Between my three sons they have had 7 ablations. 3 for WPW, 1 for Atrial Flutter and 4 for AVNRT. They have never complained of pain. They do not remember anything about the procedure. They only had mild discomfort similar to a bad bruise around the insertion sites from the catheters they use. I have been told I need an ablation as well now and all three of my boys have said it is no big deal. One of my sons doctors once told my son...he has the easy job, he will sleep through it, the parents/family have the tough job of worrying through the procedure and the doctor has the fun job because they love doing the procedure. Good luck...hope it goes great for you. All three have said they felt worlds better after the WPW was fixed.
I would consider that a lot. You will get your life back with this procedure, believe me! Keep in touch with us so we know how you make out, and we're all here to answer any questions you may have.
I experience wpw symptoms a few times a week. I'll be completely at rest and My heart will accelerate for no reason. It last anywhere from 2-5 minutes.
Soething we haven't asked yet: Just how "symptomatic" are you? If you experience it once or twice a year versus three to five time per month as I did I think plays a large part in the decision.
As Michelle indicates, WPW is an accessory pathway type of SVT. It's actually nothing more than a small muscle fiber that crosses from the upper chambers to the lower heart chambers . About 65% of these connections are located between the left atrium and left ventricle well away from the Critical AV node. The other 35% or so are located on the right side of the heart between the right atrium and right ventricle. Left-sided accessory pathways require the doctors to place a wire into the chambers of the heart that pump directly to the brain. Therefore require a brief period of blood thinning during the catheter ablation procedure is required to prevent clots from forming on the ablation catheter that might cause a stroke. A fast acting anticoagulant, probably Heparin is commonly used. It has a very short half life, and is metabolized in several hours and is gone. Check with your physician and see if you can choose general sedation. Mine actually prefers to do this as opposed to twilight sedation. I remember the gurney ride to the lab, and feebly scooting onto the lab table and being propped up comfortably. The next thing I remember is waking up in the recovery room. Within minutes I was back in my cube, and eating a sandwich with a heavy bag of sand on my groin to promote closure of the puncture wound. I was released approximately 4 hours of waking up. I was back to work within a few days, and doing light workouts within 9 days. I was nearing 60 at the time, but in pretty good shape for my age. Considering your age, yours may be even faster. Comparing drug versus ablation therapy, the risks are quite similar. Those pills are small, but they pack a wallop, and you may need to try a number of drugs to find one that works for you. This in itself carries some risk. As an example, I had a very unpleasant reaction when Sotalol was tried. The drug I was on Metoprolol was basically ineffective. Best. Of luck!

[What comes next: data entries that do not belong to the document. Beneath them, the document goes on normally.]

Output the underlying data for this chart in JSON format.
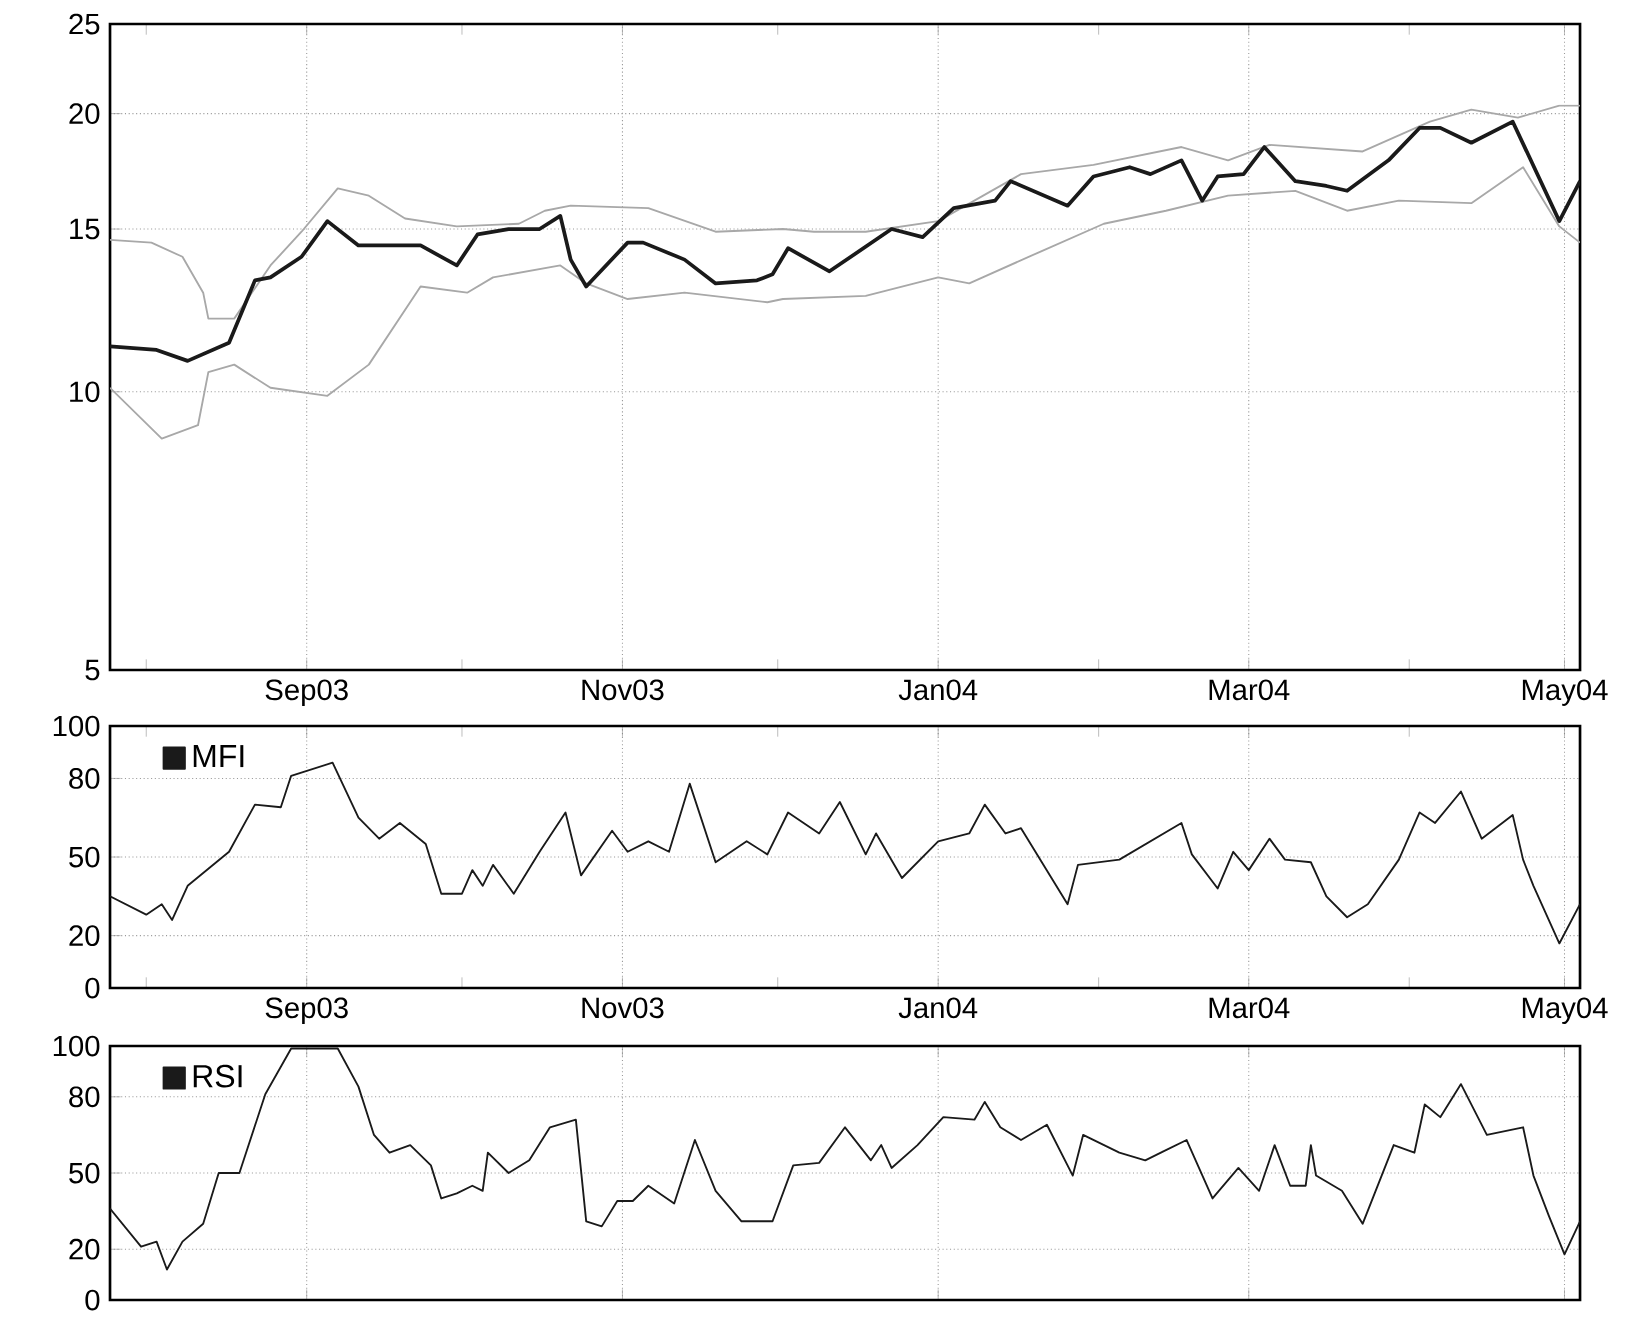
{
  "chart_data": [
    {
      "type": "line",
      "log": "y",
      "grid": true,
      "legend": false,
      "xlim": [
        "2003-07-25",
        "2004-05-04"
      ],
      "ylim": [
        5,
        25
      ],
      "yticks": [
        5,
        10,
        15,
        20,
        25
      ],
      "xticks": [
        {
          "value": "2003-08-01",
          "label": null
        },
        {
          "value": "2003-09-01",
          "label": "Sep03"
        },
        {
          "value": "2003-10-01",
          "label": null
        },
        {
          "value": "2003-11-01",
          "label": "Nov03"
        },
        {
          "value": "2003-12-01",
          "label": null
        },
        {
          "value": "2004-01-01",
          "label": "Jan04"
        },
        {
          "value": "2004-02-01",
          "label": null
        },
        {
          "value": "2004-03-01",
          "label": "Mar04"
        },
        {
          "value": "2004-04-01",
          "label": null
        },
        {
          "value": "2004-05-01",
          "label": "May04"
        }
      ],
      "series": [
        {
          "color": "#a8a8a8",
          "x": [
            "2003-07-25",
            "2003-08-02",
            "2003-08-08",
            "2003-08-12",
            "2003-08-13",
            "2003-08-18",
            "2003-08-25",
            "2003-08-31",
            "2003-09-07",
            "2003-09-13",
            "2003-09-20",
            "2003-09-30",
            "2003-10-12",
            "2003-10-17",
            "2003-10-22",
            "2003-11-06",
            "2003-11-19",
            "2003-12-02",
            "2003-12-08",
            "2003-12-18",
            "2004-01-01",
            "2004-01-17",
            "2004-01-31",
            "2004-02-17",
            "2004-02-26",
            "2004-03-05",
            "2004-03-23",
            "2004-04-05",
            "2004-04-13",
            "2004-04-22",
            "2004-04-30",
            "2004-05-04"
          ],
          "values": [
            14.6,
            14.5,
            14.0,
            12.8,
            12.0,
            12.0,
            13.7,
            14.9,
            16.6,
            16.3,
            15.4,
            15.1,
            15.2,
            15.7,
            15.9,
            15.8,
            14.9,
            15.0,
            14.9,
            14.9,
            15.3,
            17.2,
            17.6,
            18.4,
            17.8,
            18.5,
            18.2,
            19.6,
            20.2,
            19.8,
            20.4,
            20.4
          ]
        },
        {
          "color": "#a8a8a8",
          "x": [
            "2003-07-25",
            "2003-08-04",
            "2003-08-11",
            "2003-08-13",
            "2003-08-18",
            "2003-08-25",
            "2003-09-05",
            "2003-09-13",
            "2003-09-23",
            "2003-10-02",
            "2003-10-07",
            "2003-10-20",
            "2003-10-25",
            "2003-11-02",
            "2003-11-13",
            "2003-11-29",
            "2003-12-02",
            "2003-12-18",
            "2004-01-01",
            "2004-01-07",
            "2004-01-21",
            "2004-02-02",
            "2004-02-14",
            "2004-02-26",
            "2004-03-10",
            "2004-03-20",
            "2004-03-30",
            "2004-04-13",
            "2004-04-23",
            "2004-04-30",
            "2004-05-04"
          ],
          "values": [
            10.1,
            8.9,
            9.2,
            10.5,
            10.7,
            10.1,
            9.9,
            10.7,
            13.0,
            12.8,
            13.3,
            13.7,
            13.1,
            12.6,
            12.8,
            12.5,
            12.6,
            12.7,
            13.3,
            13.1,
            14.2,
            15.2,
            15.7,
            16.3,
            16.5,
            15.7,
            16.1,
            16.0,
            17.5,
            15.1,
            14.5
          ]
        },
        {
          "color": "#1a1a1a",
          "x": [
            "2003-07-25",
            "2003-08-03",
            "2003-08-09",
            "2003-08-17",
            "2003-08-22",
            "2003-08-25",
            "2003-08-31",
            "2003-09-05",
            "2003-09-11",
            "2003-09-17",
            "2003-09-23",
            "2003-09-30",
            "2003-10-04",
            "2003-10-10",
            "2003-10-16",
            "2003-10-20",
            "2003-10-22",
            "2003-10-25",
            "2003-11-02",
            "2003-11-05",
            "2003-11-13",
            "2003-11-19",
            "2003-11-27",
            "2003-11-30",
            "2003-12-03",
            "2003-12-11",
            "2003-12-23",
            "2003-12-29",
            "2004-01-04",
            "2004-01-12",
            "2004-01-15",
            "2004-01-26",
            "2004-01-31",
            "2004-02-07",
            "2004-02-11",
            "2004-02-17",
            "2004-02-21",
            "2004-02-24",
            "2004-02-29",
            "2004-03-04",
            "2004-03-10",
            "2004-03-16",
            "2004-03-20",
            "2004-03-28",
            "2004-04-03",
            "2004-04-07",
            "2004-04-13",
            "2004-04-21",
            "2004-04-30",
            "2004-05-04"
          ],
          "values": [
            11.2,
            11.1,
            10.8,
            11.3,
            13.2,
            13.3,
            14.0,
            15.3,
            14.4,
            14.4,
            14.4,
            13.7,
            14.8,
            15.0,
            15.0,
            15.5,
            13.9,
            13.0,
            14.5,
            14.5,
            13.9,
            13.1,
            13.2,
            13.4,
            14.3,
            13.5,
            15.0,
            14.7,
            15.8,
            16.1,
            16.9,
            15.9,
            17.1,
            17.5,
            17.2,
            17.8,
            16.1,
            17.1,
            17.2,
            18.4,
            16.9,
            16.7,
            16.5,
            17.8,
            19.3,
            19.3,
            18.6,
            19.6,
            15.3,
            16.9
          ]
        }
      ]
    },
    {
      "type": "line",
      "grid": true,
      "legend": "top left",
      "xlim": [
        "2003-07-25",
        "2004-05-04"
      ],
      "ylim": [
        0,
        100
      ],
      "yticks": [
        0,
        20,
        50,
        80,
        100
      ],
      "xticks": [
        {
          "value": "2003-08-01",
          "label": null
        },
        {
          "value": "2003-09-01",
          "label": "Sep03"
        },
        {
          "value": "2003-10-01",
          "label": null
        },
        {
          "value": "2003-11-01",
          "label": "Nov03"
        },
        {
          "value": "2003-12-01",
          "label": null
        },
        {
          "value": "2004-01-01",
          "label": "Jan04"
        },
        {
          "value": "2004-02-01",
          "label": null
        },
        {
          "value": "2004-03-01",
          "label": "Mar04"
        },
        {
          "value": "2004-04-01",
          "label": null
        },
        {
          "value": "2004-05-01",
          "label": "May04"
        }
      ],
      "series": [
        {
          "name": "MFI",
          "color": "#1a1a1a",
          "x": [
            "2003-07-25",
            "2003-08-01",
            "2003-08-04",
            "2003-08-06",
            "2003-08-09",
            "2003-08-17",
            "2003-08-22",
            "2003-08-27",
            "2003-08-29",
            "2003-09-06",
            "2003-09-11",
            "2003-09-15",
            "2003-09-19",
            "2003-09-24",
            "2003-09-27",
            "2003-10-01",
            "2003-10-03",
            "2003-10-05",
            "2003-10-07",
            "2003-10-11",
            "2003-10-16",
            "2003-10-21",
            "2003-10-24",
            "2003-10-30",
            "2003-11-02",
            "2003-11-06",
            "2003-11-10",
            "2003-11-14",
            "2003-11-19",
            "2003-11-25",
            "2003-11-29",
            "2003-12-03",
            "2003-12-09",
            "2003-12-13",
            "2003-12-18",
            "2003-12-20",
            "2003-12-25",
            "2004-01-01",
            "2004-01-07",
            "2004-01-10",
            "2004-01-14",
            "2004-01-17",
            "2004-01-26",
            "2004-01-28",
            "2004-02-05",
            "2004-02-17",
            "2004-02-19",
            "2004-02-24",
            "2004-02-27",
            "2004-03-01",
            "2004-03-05",
            "2004-03-08",
            "2004-03-13",
            "2004-03-16",
            "2004-03-20",
            "2004-03-24",
            "2004-03-30",
            "2004-04-03",
            "2004-04-06",
            "2004-04-11",
            "2004-04-15",
            "2004-04-21",
            "2004-04-23",
            "2004-04-25",
            "2004-04-30",
            "2004-05-04"
          ],
          "values": [
            35,
            28,
            32,
            26,
            39,
            52,
            70,
            69,
            81,
            86,
            65,
            57,
            63,
            55,
            36,
            36,
            45,
            39,
            47,
            36,
            52,
            67,
            43,
            60,
            52,
            56,
            52,
            78,
            48,
            56,
            51,
            67,
            59,
            71,
            51,
            59,
            42,
            56,
            59,
            70,
            59,
            61,
            32,
            47,
            49,
            63,
            51,
            38,
            52,
            45,
            57,
            49,
            48,
            35,
            27,
            32,
            49,
            67,
            63,
            75,
            57,
            66,
            49,
            39,
            17,
            32
          ]
        }
      ]
    },
    {
      "type": "line",
      "grid": true,
      "legend": "top left",
      "tick_labels": "y",
      "xlim": [
        "2003-07-25",
        "2004-05-04"
      ],
      "ylim": [
        0,
        100
      ],
      "yticks": [
        0,
        20,
        50,
        80,
        100
      ],
      "xticks": [
        {
          "value": "2003-09-01",
          "label": null
        },
        {
          "value": "2003-11-01",
          "label": null
        },
        {
          "value": "2004-01-01",
          "label": null
        },
        {
          "value": "2004-03-01",
          "label": null
        },
        {
          "value": "2004-05-01",
          "label": null
        }
      ],
      "series": [
        {
          "name": "RSI",
          "color": "#1a1a1a",
          "x": [
            "2003-07-25",
            "2003-07-31",
            "2003-08-03",
            "2003-08-05",
            "2003-08-08",
            "2003-08-12",
            "2003-08-15",
            "2003-08-19",
            "2003-08-24",
            "2003-08-29",
            "2003-09-07",
            "2003-09-11",
            "2003-09-14",
            "2003-09-17",
            "2003-09-21",
            "2003-09-25",
            "2003-09-27",
            "2003-09-30",
            "2003-10-03",
            "2003-10-05",
            "2003-10-06",
            "2003-10-10",
            "2003-10-14",
            "2003-10-18",
            "2003-10-23",
            "2003-10-25",
            "2003-10-28",
            "2003-10-31",
            "2003-11-03",
            "2003-11-06",
            "2003-11-11",
            "2003-11-15",
            "2003-11-19",
            "2003-11-24",
            "2003-11-30",
            "2003-12-04",
            "2003-12-09",
            "2003-12-14",
            "2003-12-19",
            "2003-12-21",
            "2003-12-23",
            "2003-12-28",
            "2004-01-02",
            "2004-01-08",
            "2004-01-10",
            "2004-01-13",
            "2004-01-17",
            "2004-01-22",
            "2004-01-27",
            "2004-01-29",
            "2004-02-05",
            "2004-02-10",
            "2004-02-14",
            "2004-02-18",
            "2004-02-23",
            "2004-02-28",
            "2004-03-03",
            "2004-03-06",
            "2004-03-09",
            "2004-03-12",
            "2004-03-13",
            "2004-03-14",
            "2004-03-19",
            "2004-03-23",
            "2004-03-29",
            "2004-04-02",
            "2004-04-04",
            "2004-04-07",
            "2004-04-11",
            "2004-04-16",
            "2004-04-23",
            "2004-04-25",
            "2004-04-28",
            "2004-05-01",
            "2004-05-04"
          ],
          "values": [
            36,
            21,
            23,
            12,
            23,
            30,
            50,
            50,
            81,
            99,
            99,
            84,
            65,
            58,
            61,
            53,
            40,
            42,
            45,
            43,
            58,
            50,
            55,
            68,
            71,
            31,
            29,
            39,
            39,
            45,
            38,
            63,
            43,
            31,
            31,
            53,
            54,
            68,
            55,
            61,
            52,
            61,
            72,
            71,
            78,
            68,
            63,
            69,
            49,
            65,
            58,
            55,
            59,
            63,
            40,
            52,
            43,
            61,
            45,
            45,
            61,
            49,
            43,
            30,
            61,
            58,
            77,
            72,
            85,
            65,
            68,
            49,
            33,
            18,
            31
          ]
        }
      ]
    }
  ]
}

I had an ablation for avnrt and the worry before was worse than the actual ablation. Cardiac ablations for accessory pathway svt are actually extremely low risk with high cure rates so definitely worth a shot. The biggest concern would be if the spot they need to ablate is too close the avnode. In these cases they usually pull out of the ablation to avoided the need for a pacemaker. It is a risk but the technology now is a bit more advanced so this is generally easy for the EP to avoid. So though no medical procedure is without risk cardiac ablations are pretty low so try to just focus on being cured of your svt. Like I said, I was quite terrified to go into the ablation but was pretty much kicking myself afterwards how easy it turned out to be for me. If you would like to read my story then click on my name and read my journal entry. I think to some degree it is wise for those with wpw to try and ablation due to the fact that both the atria and ventricles are involved so you very well are doing your heart a very big favor. Let us know the date and I will send prayers your way and if you need to talk up until then we are always here if you need us. But please do keep us posted on how you are. Take care and best of luck.
I suggest anesthesia.
The idea is that you will feel better after the procedure. However, there is normally a recovery period. There are also risks that you should be aware of.
According to one website, there are 3 class I indications for RF ablation. Some forms of symptomatic Svt are included in this mix, if it is a patient preference. If this is actually the accepted protocol these days, I believe some changes have taken place. I am pretty sure that they used to recommend treatment with drugs first. I assume the Clause"if it is patient preference" presupposes that the patient understands the risks involved and is willing to take them on in order to improve the quality of life without drugs.
Please do a search on user Jannie411, and read her journals. She has some very good information on her procedure as she was awake the entire time. I was under general anesthesia for mine and remember nothing. It freed me of a near lifetime of AVRT type of SVT. You'll do fine!
There are lots of people on this board who have had ablations -- reading some of their accounts may help ease your fears and give you an idea of what to expect. I think if you search "ablation" at the top right of the page it will bring up some previous posts or journal entries. Good luck with this.